Roberto Arlt
He aquí el asunto, teniente
Ferrain: usted tendrá que matar a una mujer bonita.
El
rostro del otro permaneció impasible. Sus ojos desteñidos, a través de las vidrieras,
miraban el tráfico que subía por el bulevar Grenelle hacia el bulevar Garibaldi.
Eran las cinco de la tarde, y ya las luces comenzaban a encenderse en los escaparates.
El jefe del Servicio de Contraespionaje observó el ceniciento perfil de Ferrain,
y prosiguió:
–Consuélese,
teniente. Usted no tendrá que matar a la señorita Estela con sus propias manos.

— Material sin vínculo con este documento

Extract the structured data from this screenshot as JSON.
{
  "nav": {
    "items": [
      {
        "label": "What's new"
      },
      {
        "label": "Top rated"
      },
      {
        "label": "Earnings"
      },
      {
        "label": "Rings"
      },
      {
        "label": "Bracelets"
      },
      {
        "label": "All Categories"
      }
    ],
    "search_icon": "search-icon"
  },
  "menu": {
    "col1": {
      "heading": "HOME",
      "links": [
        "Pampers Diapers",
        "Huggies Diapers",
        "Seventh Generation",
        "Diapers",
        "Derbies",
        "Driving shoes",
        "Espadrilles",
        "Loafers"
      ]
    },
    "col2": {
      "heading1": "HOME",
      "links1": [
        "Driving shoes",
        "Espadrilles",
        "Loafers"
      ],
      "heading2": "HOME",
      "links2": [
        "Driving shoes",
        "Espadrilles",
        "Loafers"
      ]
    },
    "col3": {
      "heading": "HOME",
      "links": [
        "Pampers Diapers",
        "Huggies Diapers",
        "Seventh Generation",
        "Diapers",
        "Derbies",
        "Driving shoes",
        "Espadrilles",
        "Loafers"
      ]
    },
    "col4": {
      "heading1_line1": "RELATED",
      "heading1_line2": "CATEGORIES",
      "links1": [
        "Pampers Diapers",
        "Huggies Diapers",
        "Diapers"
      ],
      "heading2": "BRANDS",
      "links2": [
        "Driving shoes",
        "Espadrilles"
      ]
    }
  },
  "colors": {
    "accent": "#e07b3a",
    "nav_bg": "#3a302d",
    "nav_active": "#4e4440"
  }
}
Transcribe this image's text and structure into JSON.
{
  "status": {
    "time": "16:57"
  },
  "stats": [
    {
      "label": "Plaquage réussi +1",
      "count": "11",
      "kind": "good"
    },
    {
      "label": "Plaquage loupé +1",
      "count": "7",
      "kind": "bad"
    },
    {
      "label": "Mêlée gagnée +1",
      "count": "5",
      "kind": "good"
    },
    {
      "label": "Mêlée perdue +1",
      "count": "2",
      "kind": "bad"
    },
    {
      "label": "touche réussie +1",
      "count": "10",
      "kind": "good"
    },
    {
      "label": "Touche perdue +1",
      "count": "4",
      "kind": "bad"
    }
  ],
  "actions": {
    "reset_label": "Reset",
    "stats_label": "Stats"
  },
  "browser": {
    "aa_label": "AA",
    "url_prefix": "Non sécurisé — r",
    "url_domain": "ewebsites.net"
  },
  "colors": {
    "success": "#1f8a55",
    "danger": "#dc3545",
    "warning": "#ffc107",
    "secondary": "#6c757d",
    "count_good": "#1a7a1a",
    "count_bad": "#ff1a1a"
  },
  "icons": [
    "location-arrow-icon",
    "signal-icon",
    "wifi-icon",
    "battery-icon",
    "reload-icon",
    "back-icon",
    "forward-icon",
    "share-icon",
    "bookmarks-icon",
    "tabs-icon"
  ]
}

Será ella quien se matará. Usted será el testigo, nada más.
Ferrain
comenzó a cargar su pipa y fijó la mirada en el señor Demetriades. Se preguntaba
cómo aquel hombre había llegado hasta tal cargo. El jefe del servicio, cráneo amarillo
a lo bola de manteca, nariz en caballete, se enfundaba en un traje rabiosamente
nuevo. Visto en la calle, podía pasar por un funcionario rutinario y estúpido. Sin
embargo, estaba allí, de pie, frente al mapa de África, colgado a sus espaldas,
y perorando como un catedrático:
–Posiblemente,
usted Ferrain, experimente piedad por el destino cruel a que está condenada la señorita
Estela; pero créame, ella no le importaría de usted si se encontrara en la obligación
de suprimirlo. Estela le mataría a usted sin el más mínimo escrúpulo de conciencia.
No tenga lástima jamás de ninguna mujer. Cuando alguna se le cruce en el camino,
aplástele la cabeza sin misericordia, como a una serpiente. Verá usted: el corazón
se le quedará contento y la sangre dulce.
El
teniente Ferrain terminó de cargar su pipa. Interrogó:
–¿Qué
es lo que ha hecho la señorita Estela?
–¿Qué
es lo que ha hecho? ¡Por Cosme y Damián! Lo menos que hace es traicionarnos. Nos
está vendiendo a los italianos. O a los alemanes. O a los ingleses. O al diablo.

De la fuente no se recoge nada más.